И ведь слушали все, как советское информбюро, Левитана из раструба, — человека, который один выходил на сто тысяч железных в Могутове и на глотку их брал, превращавшихся в слух, и не делась сейчас никуда, не ослабла магнитная сила его: что ему сотня зэков, по всей жизни и так-то почти безъязыких от страха и усилия не совершить никакого проступка, даже слова и взгляда вот лишнего бросить, за которые в крытку менты их посадят или ночью свои же сквозь матрац поронут.

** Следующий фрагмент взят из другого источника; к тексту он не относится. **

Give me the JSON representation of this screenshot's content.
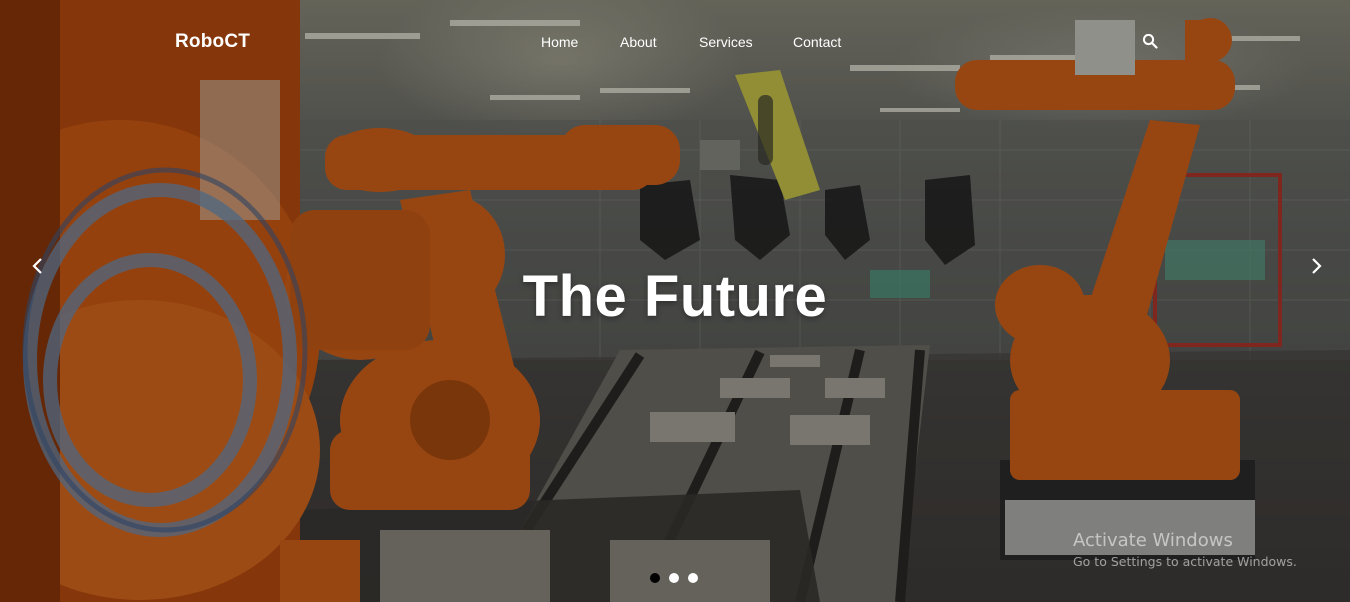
{
  "navbar": {
    "brand": "RoboCT",
    "links": [
      {
        "label": "Home"
      },
      {
        "label": "About"
      },
      {
        "label": "Services"
      },
      {
        "label": "Contact"
      }
    ],
    "search_icon": "search-icon"
  },
  "carousel": {
    "headline": "The Future",
    "prev_icon": "chevron-left-icon",
    "next_icon": "chevron-right-icon",
    "indicators": [
      {
        "active": true
      },
      {
        "active": false
      },
      {
        "active": false
      }
    ],
    "background": "industrial robot arms assembly line photo"
  },
  "watermark": {
    "title": "Activate Windows",
    "subtitle": "Go to Settings to activate Windows."
  },
  "colors": {
    "text": "#ffffff",
    "robot_orange": "#d2621a",
    "indicator_active": "#000000",
    "indicator_inactive": "#ffffff"
  }
}
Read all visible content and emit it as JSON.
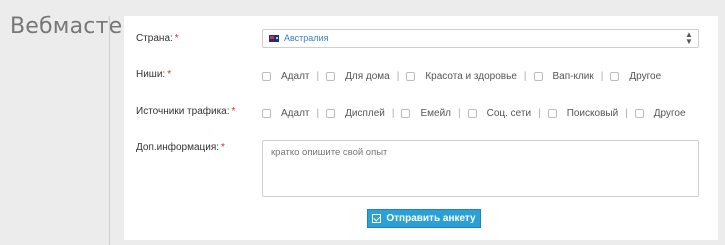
{
  "section_title": "Вебмастер",
  "country": {
    "label": "Страна:",
    "required": "*",
    "selected": "Австралия",
    "flag_icon": "australia-flag-icon"
  },
  "niches": {
    "label": "Ниши:",
    "required": "*",
    "options": [
      "Адалт",
      "Для дома",
      "Красота и здоровье",
      "Вап-клик",
      "Другое"
    ]
  },
  "traffic": {
    "label": "Источники трафика:",
    "required": "*",
    "options": [
      "Адалт",
      "Дисплей",
      "Емейл",
      "Соц. сети",
      "Поисковый",
      "Другое"
    ]
  },
  "info": {
    "label": "Доп.информация:",
    "required": "*",
    "placeholder": "кратко опишите свой опыт"
  },
  "submit": {
    "label": "Отправить анкету",
    "icon": "check-square-icon"
  },
  "colors": {
    "accent": "#2aa0d6",
    "required": "#e0262b",
    "link": "#3a7fc0"
  }
}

Бросил в тумбочку что-то и разлегся под пальмой, и еще с ним, Углановым, двое зашли: первый самый обычный, Известьев, первоход, но с понятием, похоже, мужик, коренастый, с накопцем такой, молчаливый, вот со 161-й статьей, ювелирку, сказал, засопорил по дурости, но второй вот, второй — этот самый целкарик решенный, белотелый и рыхлый очкарь, от всего, ото всех открепленный: жить недолго совсем человеком осталось ему, он и сам это чуял и с привычностью вздрагивал от любого удара железом и шороха. Здесь оно-то, конечно, в мужицком отряде на такое охотников нет и никто греховодника пальцем не тронет, но блатные, они не промедлят… И конечно, паскудно было всем с этой вздрагивающей кучей соседствовать: ведь свою же девчонку опомоил приемную, ягняша вот совсем, если верить, конечно, — и смотрели все, чтобы об него не зашквариться, от стола его гнали: ушел! твоя миска отдельно! Только вот ведь вся штука: к Угланову льнул, как теленок прям к матке, Вознесенский вот этот, насильник, переполненных рабской надеждой глаз не сводя со стального, большого, что его застоит, не отдаст петушить… И Угланов — как будто не видел осуждения всех: самым легким, привычным, общественно-транспортным, право слово, движением руки прикоснулся к плечу — законтачился с пидором! И не раз и не два сделал то по оплошке и в какой-то глубокой задумчивости — хотя разницы нет, и не скажешь блатному: «нечаянно» — разговаривал с ним, Вознесенским, все время о каких-то московских неведомых стройках, пил чай, придвигал к нему кружку, дозволяя на шконку усесться — свою.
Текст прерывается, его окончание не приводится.